Warren masterfully undermined the trade bill, by highlighting the administration’s obsessive secrecy (the details of the proposed agreement are classified) and the role of corporate interests in drafting the deal (500 non-government advisors participated, she said, 85 percent of them industry executives or lobbyists).

“And now this trade deal is getting the full court lobbying press from those same giant multinational corporations,” she said. “The middle class is on the ropes and now is the time to fight back.”
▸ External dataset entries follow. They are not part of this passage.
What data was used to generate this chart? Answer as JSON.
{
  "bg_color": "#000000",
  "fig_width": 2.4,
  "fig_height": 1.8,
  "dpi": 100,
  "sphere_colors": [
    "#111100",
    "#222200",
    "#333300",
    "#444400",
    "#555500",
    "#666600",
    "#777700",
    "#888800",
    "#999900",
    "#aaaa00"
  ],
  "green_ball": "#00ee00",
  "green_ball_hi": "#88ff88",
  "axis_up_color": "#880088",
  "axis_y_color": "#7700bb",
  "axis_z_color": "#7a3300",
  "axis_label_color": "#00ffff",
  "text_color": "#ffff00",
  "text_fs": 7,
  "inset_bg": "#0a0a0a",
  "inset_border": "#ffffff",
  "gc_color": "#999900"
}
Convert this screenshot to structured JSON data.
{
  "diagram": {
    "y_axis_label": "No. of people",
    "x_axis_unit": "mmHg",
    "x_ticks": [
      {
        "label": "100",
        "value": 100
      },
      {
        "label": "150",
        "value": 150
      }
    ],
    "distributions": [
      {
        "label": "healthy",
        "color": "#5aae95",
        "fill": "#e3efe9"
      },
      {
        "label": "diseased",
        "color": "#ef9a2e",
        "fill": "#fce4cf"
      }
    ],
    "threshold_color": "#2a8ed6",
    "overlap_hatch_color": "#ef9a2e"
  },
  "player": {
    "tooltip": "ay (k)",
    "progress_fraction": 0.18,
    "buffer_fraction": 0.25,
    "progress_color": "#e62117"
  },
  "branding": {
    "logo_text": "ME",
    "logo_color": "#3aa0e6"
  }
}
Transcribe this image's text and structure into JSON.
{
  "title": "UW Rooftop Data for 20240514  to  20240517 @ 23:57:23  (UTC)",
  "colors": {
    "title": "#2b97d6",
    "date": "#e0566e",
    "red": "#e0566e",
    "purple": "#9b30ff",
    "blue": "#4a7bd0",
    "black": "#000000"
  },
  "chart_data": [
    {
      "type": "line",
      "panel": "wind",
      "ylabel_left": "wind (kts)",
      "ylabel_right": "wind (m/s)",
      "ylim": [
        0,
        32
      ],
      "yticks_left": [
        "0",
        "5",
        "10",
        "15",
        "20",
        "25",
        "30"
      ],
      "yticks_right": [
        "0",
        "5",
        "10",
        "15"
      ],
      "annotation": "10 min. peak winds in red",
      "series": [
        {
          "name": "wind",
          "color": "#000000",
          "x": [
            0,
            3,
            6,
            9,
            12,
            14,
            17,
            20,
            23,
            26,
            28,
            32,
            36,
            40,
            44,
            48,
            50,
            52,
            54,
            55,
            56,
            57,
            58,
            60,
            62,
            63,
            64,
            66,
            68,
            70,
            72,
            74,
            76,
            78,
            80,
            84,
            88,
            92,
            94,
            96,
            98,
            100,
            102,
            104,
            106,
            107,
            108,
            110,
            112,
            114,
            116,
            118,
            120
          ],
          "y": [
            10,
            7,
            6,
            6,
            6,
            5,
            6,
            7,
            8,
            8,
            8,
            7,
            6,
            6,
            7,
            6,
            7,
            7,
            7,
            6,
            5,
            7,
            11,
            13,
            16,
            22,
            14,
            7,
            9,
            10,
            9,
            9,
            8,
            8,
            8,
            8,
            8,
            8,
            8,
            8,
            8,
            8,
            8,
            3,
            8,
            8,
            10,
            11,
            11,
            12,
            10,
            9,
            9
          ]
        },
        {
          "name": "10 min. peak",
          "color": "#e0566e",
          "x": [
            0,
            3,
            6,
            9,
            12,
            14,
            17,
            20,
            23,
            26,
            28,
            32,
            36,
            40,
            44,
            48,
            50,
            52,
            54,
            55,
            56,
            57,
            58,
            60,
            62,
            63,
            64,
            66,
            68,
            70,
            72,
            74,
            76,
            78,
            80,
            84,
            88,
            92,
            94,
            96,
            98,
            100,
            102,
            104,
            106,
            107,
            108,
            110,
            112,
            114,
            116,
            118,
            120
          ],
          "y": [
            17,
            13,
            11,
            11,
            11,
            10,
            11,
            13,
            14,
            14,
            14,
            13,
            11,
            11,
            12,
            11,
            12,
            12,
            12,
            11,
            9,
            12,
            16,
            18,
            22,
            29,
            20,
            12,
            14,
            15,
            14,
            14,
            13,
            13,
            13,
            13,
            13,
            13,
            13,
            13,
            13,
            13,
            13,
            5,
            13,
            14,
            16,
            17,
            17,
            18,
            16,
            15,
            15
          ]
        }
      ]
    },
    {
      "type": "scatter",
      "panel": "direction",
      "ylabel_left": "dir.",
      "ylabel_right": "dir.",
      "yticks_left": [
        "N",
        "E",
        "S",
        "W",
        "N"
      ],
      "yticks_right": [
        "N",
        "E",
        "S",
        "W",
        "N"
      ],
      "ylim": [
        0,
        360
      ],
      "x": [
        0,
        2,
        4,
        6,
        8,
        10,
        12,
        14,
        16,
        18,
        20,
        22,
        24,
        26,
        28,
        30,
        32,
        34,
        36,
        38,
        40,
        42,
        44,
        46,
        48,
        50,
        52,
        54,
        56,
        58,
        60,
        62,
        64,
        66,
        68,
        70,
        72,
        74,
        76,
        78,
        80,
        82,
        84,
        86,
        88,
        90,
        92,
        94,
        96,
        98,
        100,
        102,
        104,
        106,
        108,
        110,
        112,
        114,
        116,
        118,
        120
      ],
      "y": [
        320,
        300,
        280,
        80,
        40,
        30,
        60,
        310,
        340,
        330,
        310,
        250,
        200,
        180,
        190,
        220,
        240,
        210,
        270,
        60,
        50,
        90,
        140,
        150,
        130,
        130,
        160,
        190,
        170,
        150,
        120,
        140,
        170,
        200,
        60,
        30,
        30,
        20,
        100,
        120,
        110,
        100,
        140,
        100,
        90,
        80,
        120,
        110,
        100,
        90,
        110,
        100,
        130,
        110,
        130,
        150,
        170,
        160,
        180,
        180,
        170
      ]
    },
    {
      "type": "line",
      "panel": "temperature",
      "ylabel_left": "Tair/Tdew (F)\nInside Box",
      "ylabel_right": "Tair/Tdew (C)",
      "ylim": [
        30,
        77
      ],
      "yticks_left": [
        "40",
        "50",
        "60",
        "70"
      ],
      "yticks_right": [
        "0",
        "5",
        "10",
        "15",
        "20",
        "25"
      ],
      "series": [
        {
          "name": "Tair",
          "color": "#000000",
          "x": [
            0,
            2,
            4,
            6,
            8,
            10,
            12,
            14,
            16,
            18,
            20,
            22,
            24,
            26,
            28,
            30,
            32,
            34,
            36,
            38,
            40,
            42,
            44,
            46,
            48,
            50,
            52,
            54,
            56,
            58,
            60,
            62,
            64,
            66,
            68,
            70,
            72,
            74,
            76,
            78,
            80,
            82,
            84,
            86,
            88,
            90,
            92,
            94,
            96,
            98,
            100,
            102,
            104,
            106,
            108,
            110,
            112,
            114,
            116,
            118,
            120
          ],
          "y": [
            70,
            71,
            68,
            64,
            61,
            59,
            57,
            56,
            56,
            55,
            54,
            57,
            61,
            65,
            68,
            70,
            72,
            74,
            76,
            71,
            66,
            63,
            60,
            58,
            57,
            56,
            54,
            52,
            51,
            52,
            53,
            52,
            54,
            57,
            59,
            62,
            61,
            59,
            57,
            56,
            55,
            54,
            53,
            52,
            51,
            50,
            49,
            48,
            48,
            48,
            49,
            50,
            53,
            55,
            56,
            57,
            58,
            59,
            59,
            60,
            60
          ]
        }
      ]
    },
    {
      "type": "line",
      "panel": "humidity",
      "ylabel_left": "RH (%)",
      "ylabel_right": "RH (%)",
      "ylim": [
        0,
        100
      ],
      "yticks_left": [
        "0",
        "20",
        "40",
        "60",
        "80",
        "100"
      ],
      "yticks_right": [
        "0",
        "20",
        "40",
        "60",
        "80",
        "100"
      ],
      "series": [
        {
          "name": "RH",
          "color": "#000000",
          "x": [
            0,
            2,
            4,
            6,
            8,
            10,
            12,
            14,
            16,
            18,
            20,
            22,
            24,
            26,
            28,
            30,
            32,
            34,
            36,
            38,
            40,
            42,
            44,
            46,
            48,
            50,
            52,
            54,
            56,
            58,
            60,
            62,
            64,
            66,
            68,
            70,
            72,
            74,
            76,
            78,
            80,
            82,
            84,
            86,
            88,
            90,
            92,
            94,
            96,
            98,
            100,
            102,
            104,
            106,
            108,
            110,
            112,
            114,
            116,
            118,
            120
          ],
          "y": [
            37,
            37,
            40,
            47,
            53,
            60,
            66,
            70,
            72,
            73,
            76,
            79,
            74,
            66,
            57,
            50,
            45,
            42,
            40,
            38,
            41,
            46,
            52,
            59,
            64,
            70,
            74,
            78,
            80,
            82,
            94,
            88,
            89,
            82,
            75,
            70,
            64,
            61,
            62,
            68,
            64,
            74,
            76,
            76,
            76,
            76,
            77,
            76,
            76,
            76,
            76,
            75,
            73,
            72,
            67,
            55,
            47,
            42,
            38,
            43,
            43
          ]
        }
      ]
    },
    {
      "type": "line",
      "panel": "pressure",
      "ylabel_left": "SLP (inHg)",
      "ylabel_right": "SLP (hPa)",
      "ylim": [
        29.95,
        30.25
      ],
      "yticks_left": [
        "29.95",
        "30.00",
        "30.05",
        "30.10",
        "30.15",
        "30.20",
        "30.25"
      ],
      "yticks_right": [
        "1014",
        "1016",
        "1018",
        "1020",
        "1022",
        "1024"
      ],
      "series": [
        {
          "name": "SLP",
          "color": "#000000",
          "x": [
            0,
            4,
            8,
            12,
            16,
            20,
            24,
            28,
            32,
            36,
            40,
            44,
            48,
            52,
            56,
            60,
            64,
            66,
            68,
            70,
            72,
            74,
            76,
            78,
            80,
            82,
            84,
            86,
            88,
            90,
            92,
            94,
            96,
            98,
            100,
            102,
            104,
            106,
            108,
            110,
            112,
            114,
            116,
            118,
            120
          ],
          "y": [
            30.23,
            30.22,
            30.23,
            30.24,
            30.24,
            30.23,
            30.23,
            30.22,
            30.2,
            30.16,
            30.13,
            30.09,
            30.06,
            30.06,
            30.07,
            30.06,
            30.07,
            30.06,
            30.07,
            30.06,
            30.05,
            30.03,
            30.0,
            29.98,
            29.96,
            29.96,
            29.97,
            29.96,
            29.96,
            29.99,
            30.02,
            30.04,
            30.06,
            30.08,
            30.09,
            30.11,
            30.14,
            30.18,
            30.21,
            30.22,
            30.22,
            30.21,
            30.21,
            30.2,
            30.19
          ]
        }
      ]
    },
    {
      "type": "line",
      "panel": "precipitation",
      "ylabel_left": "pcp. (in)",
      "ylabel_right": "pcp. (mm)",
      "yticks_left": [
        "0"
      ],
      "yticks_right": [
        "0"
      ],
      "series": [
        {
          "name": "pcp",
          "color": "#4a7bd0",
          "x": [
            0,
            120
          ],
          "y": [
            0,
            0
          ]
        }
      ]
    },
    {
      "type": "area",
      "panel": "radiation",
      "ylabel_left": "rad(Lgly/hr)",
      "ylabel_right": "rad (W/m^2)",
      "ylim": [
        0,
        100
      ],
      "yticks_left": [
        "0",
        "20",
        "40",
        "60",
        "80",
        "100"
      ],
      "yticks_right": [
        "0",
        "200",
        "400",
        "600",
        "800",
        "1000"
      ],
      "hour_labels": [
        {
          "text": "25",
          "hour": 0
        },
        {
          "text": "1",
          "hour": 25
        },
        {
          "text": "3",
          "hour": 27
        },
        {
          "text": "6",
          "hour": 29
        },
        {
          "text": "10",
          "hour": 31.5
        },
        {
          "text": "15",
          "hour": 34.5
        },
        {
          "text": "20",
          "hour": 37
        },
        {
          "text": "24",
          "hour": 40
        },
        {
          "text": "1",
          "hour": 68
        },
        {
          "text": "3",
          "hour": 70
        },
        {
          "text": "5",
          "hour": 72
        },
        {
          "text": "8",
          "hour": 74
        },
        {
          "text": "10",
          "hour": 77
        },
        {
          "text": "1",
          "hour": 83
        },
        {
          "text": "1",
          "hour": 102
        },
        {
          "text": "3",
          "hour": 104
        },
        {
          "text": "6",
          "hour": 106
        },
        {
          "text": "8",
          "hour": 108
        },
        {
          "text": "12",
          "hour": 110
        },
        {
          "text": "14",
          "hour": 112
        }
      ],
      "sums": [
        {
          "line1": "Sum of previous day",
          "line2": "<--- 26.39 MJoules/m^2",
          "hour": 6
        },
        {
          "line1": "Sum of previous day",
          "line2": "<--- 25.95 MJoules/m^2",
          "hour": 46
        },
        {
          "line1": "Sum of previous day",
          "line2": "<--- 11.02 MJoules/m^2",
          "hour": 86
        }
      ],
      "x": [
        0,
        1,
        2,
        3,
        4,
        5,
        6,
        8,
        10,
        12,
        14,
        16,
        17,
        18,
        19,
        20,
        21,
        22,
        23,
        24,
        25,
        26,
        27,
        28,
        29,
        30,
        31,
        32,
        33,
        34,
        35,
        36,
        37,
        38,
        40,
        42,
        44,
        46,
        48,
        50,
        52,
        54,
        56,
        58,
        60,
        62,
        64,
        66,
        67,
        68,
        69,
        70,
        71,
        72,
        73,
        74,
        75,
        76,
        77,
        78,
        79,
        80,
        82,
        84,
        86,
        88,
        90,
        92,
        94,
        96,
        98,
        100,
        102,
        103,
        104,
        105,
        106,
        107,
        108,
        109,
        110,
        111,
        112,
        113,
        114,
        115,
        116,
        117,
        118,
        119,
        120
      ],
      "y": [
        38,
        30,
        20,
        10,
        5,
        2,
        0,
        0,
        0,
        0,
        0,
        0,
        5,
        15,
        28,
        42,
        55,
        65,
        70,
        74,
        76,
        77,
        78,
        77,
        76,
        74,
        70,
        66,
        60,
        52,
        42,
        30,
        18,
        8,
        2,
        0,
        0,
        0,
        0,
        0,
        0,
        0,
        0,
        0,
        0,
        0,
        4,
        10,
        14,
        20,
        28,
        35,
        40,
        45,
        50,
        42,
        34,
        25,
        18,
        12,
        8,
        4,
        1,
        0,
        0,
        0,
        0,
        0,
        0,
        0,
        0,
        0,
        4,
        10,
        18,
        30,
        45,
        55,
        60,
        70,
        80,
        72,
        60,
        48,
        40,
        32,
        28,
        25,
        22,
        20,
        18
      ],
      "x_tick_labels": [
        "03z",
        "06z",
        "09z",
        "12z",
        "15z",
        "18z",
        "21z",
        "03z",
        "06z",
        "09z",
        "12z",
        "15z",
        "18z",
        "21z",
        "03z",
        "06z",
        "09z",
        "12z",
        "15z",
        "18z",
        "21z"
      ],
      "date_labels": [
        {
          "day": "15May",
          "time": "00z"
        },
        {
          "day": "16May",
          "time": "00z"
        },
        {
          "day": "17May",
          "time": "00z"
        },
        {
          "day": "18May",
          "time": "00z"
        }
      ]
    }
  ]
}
Under intense pressure from the Warren wing, 44 of the 45 Democrats present Tuesday afternoon defied Obama. Even Sen. Ron Wyden (D-Ore.), the chief Democratic advocate for the fast-track bill, buckled.Proponents fell eight votes short of the 60 they needed to take up the fast-track bill. Senate free-traders will likely find a way to revive the bill, but Tuesday’s defeat will embolden opponents in the House, where the free-trade package already faced trouble. However the trade debate is resolved, Tuesday’s defeat in the Senate is likely to be a turning point, because it shows that the populists are now firmly in control of the Democratic Party. Anger over growing inequality has reached critical mass, and a backlash has begun against a political system that has, over the last three decades, allowed 100 percent of all income growth to go to the wealthiest 10 percent. The trade deal has for now become the victim of that anger – less because of the details of the TPP than because it hasn’t been accompanied by more protections and assistance for American workers. “I believe in this,” Obama said of the trade deal, “the same way… that I believe in a higher minimum wage. The same way that I believe in stronger protections for workers who are trying to get a voice in their company. The same way I believe in equal pay. The same way I believe in paid sick leave.” But Obama’s actions haven’t matched his words, and he didn’t require Republicans to accept any of those priorities before he joined them in pushing for free-trade legislation.Senate Republicans drove more Democrats into opposition when they declined requests to bring up other trade-related bills other than legislation offering a meager (and reduced) amount of training funds for workers who lose their jobs.

[…] At the White House, press secretary Josh Earnest called Tuesday’s vote a “procedural snafu.” But Obama was undone by more than procedure. His would-be successor, Hillary Clinton, was not courageous enough to take a position on the trade legislation, but her silence gave Democrats more freedom to oppose it. And Democrats in Congress bristled at Obama’s disparagement of opponents of the trade bill as emotional, illogical and dishonest. “The president is making some fairly nasty remarks about people on the other side, that they don’t understand we’re in the 21st century,” Joseph Stiglitz, a Nobel laureate in economics, said at the Roosevelt Institute gathering, at the National Press Club. “Actually we do. I don’t think he understands.”